A Lost Chapter of Middle Eastern Cinema
In 1936, while Walt Disney was still perfecting Snow White, the Frenkel Brothers were pioneering animation in Cairo, creating “Mafish Fayda, Mishmish Effendi” – the Arab world’s first animated film. This remarkable achievement has been largely erased from popular memory, both in Egypt and across the region. The film featured Mishmish Effendi, a witty Egyptian everyman whose adventures reflected the cosmopolitan spirit of 1930s Cairo, when the city served as a cultural crossroads where Arab, Jewish, Greek, and European communities collaborated in business, arts, and daily life.
The Politics of Cultural Memory
The erasure of the Frenkel Brothers’ contribution speaks to the selective amnesia that has gripped much of the Middle East since 1948. The fact that Jewish-Egyptian artists created the region’s first animated hero sits uncomfortably with contemporary narratives that paint fixed boundaries between Arab and Jewish identities. This historical inconvenience has led to the systematic forgetting of Egypt’s once-thriving Jewish community, which numbered around 80,000 people in the 1940s and contributed significantly to the country’s cultural and economic life. Today, fewer than 10 Jews remain in Egypt, and stories like that of Mishmish Effendi have been relegated to academic footnotes rather than celebrated as part of Egypt’s rich cultural heritage.

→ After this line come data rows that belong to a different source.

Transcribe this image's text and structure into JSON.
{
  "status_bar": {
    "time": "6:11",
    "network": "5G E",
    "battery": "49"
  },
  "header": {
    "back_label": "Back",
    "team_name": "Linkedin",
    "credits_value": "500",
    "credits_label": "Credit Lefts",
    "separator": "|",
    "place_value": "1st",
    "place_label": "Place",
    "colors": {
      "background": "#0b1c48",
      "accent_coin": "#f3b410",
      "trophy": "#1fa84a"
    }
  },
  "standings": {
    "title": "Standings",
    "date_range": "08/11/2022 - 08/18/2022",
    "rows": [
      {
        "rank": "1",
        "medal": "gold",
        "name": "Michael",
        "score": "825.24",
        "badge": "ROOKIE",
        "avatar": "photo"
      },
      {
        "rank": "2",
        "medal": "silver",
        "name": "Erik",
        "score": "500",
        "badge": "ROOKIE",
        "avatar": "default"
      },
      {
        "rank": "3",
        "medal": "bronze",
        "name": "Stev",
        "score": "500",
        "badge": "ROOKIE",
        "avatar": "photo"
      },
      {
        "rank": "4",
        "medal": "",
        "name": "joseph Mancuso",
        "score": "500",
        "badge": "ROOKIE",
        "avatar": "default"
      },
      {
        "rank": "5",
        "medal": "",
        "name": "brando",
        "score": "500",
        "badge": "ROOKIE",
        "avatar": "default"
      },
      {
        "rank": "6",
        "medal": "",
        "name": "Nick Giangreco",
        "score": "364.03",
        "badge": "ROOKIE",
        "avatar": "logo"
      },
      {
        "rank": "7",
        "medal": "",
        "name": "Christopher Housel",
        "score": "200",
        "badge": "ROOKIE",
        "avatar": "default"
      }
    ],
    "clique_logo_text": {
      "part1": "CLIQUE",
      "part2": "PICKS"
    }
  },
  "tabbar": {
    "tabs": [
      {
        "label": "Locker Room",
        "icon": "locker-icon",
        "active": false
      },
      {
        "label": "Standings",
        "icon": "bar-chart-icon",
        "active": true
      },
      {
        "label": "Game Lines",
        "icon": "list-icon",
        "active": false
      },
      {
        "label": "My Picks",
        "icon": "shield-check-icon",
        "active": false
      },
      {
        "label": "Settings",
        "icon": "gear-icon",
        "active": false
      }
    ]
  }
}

The rediscovery of Mishmish Effendi through social media platforms offers a unique opportunity to reconsider how political conflicts have reshaped cultural memory. The animation industry that the Frenkel Brothers helped establish in Egypt would later produce influential works, yet their foundational role remains unacknowledged in official histories. This selective storytelling impoverishes our understanding of the Middle East’s cultural development and reinforces a false narrative of eternal antagonism between communities that once lived and created together.
Implications for Contemporary Cultural Policy
The Mishmish Effendi story raises urgent questions about cultural preservation and national identity in the digital age. As streaming platforms and social media make historical content more accessible, governments and cultural institutions face pressure to confront uncomfortable aspects of their past. Egypt’s Ministry of Culture, which has invested heavily in promoting the country’s cinematic heritage, must grapple with whether to embrace or continue ignoring the Jewish-Egyptian contributions to its cultural foundation. This decision has implications beyond Egypt, as other Middle Eastern nations similarly wrestle with multicultural pasts that complicate contemporary political narratives.
What does it mean for a nation to fully embrace its cultural history when that history challenges fundamental assumptions about identity and belonging – and can the story of a cartoon character from 1936 help bridge divides that seem insurmountable in 2024?